There are several reasons.
I will try to keep this at a level that is easily understood.
The most optimistic reason that has yet to be mentioned is a macro economic productivity effect.
By introducing subsidies, it helps control the supply of the commodity. If you control the supply, you can greatly help control the price. This helps for several reasons. It helps farmers (I’ll come back to this); and it helps the general public.
The general public is helped because the price of basic food staples becomes more stable. Think of it this way, everyone has to eat. Well if you don’t have a lot of money, you want to make sure you’re getting the most for your money. However, if you’re constantly comparison shopping and constantly watching the cost of basic food supplies the way wall street and forex traders or more currently crypto traders watch and react, you can potentially be losing money. If you save $5 spending an hour comparison shopping, but you could have made $15 dollars in an hour of working, you’re still money ahead going to work and paying more for groceries.
Farmers likewise can benefit. Instead of boom / bust years wherein commodity markets tank because everyone grew their biggest yields ever, they can actually make a greater margin of profit by having an artificially limited supply. Laymen’s terms, because there is less total of a crop, they can sell their crops for more money.
Personally, even though I am probably the biggest libertarian free market capitalist you ever met, it’s one of the few macroeconomic models that has been proven to work. I like knowing that a gallon of milk is very typically between $2-$3. I like that a cheap loaf of bread is $1-$2, and that ground beef is typically $3-$4. This to me is like a bit of a social safety net. However, you may have noticed the global pandemic has changed this a bit.
People who are against subsidies often argue that it somehow hurts production and limits the supply of low cost food. Their partially right, but overall wrong. Yes, subsidies lower the total amount of food stuffs made, but hunger is more typically a logistics and distribution problem and not a production problem. Even with subsidies, the US is capable of feeding a much larger population. It’s getting the food to people that need it, and getting people out of their own heads about “good” food, and liability about food donation.
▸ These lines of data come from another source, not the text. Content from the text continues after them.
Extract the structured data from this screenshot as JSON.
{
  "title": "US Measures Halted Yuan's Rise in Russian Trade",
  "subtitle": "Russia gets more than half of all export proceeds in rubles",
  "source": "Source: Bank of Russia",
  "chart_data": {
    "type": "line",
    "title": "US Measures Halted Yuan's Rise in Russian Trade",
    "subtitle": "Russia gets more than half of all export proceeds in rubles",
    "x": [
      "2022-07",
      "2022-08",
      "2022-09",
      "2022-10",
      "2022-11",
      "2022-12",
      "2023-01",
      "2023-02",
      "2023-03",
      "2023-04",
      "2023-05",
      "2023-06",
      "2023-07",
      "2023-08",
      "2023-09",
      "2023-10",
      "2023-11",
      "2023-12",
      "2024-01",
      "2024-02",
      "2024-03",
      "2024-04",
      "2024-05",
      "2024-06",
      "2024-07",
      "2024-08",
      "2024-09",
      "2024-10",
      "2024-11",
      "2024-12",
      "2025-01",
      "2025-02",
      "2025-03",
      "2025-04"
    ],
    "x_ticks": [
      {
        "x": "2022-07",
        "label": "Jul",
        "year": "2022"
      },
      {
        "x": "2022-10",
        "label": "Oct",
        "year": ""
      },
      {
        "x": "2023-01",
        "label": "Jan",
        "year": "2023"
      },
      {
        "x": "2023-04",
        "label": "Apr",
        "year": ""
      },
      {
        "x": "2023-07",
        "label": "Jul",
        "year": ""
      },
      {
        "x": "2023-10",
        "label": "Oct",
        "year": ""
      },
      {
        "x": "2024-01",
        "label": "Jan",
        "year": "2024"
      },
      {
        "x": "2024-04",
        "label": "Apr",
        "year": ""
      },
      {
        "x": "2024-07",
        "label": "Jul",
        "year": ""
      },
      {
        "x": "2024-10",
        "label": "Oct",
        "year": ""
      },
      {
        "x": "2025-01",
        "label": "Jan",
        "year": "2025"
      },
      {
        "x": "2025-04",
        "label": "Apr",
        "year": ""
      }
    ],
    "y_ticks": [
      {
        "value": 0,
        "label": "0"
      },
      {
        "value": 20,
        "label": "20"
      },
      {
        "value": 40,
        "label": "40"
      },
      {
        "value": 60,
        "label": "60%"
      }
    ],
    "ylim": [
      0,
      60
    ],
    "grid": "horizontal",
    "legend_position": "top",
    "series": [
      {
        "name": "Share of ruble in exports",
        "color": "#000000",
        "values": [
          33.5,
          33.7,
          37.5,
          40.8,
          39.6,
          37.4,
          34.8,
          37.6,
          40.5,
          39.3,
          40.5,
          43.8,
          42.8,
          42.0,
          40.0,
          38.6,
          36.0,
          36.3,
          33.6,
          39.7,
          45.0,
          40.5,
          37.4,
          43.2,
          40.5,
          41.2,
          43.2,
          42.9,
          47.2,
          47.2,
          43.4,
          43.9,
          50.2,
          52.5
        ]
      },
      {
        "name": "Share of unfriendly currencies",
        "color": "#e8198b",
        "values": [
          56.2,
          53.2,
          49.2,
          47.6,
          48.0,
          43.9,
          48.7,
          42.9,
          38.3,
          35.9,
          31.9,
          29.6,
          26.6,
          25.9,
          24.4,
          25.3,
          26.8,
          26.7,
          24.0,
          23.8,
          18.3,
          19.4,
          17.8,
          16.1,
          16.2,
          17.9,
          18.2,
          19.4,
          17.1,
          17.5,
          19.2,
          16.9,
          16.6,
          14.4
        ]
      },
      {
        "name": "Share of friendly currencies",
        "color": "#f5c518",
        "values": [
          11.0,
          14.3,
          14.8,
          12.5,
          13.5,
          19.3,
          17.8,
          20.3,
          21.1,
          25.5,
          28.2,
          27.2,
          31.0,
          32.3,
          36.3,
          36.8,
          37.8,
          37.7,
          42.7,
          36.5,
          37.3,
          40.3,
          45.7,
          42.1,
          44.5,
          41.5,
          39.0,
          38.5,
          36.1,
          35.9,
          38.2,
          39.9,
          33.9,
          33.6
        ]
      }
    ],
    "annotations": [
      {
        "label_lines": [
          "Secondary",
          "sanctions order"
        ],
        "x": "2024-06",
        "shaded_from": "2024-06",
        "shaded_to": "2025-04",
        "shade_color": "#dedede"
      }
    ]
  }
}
Subsidies help optimize food production because farmers know their yields. Just like manufacturers know how many widgets a given manufacturing / assembly line can produce in a set time frame, a metric fuck ton of agricultural science goes into predicting how yield a given field will produce in a growing season. If a farmer has a field that would be “good” but not “great” they might be better off taking the subsidy. However, if they think they can do better than the subsidy they may try to grow and harvest a given crop.
Btw, an interesting case study for this is playing out in real time for you. The demand for cannabis greatly outpaces the current supply. For decades it has been an underground cash crop. Have you seen what happened to hemp production once it was legalized? Can you imagine what will happen with cannabis plants that have thc? Farmers will absolutely give up on some of their existing crops and switch over to hemp and cannabis which may for a time flood the markets, if that happens within a relatively short amount of time, the US will go from legalizing cannabis to actually subsidizing cannabis farmers. It’s always funny how that works.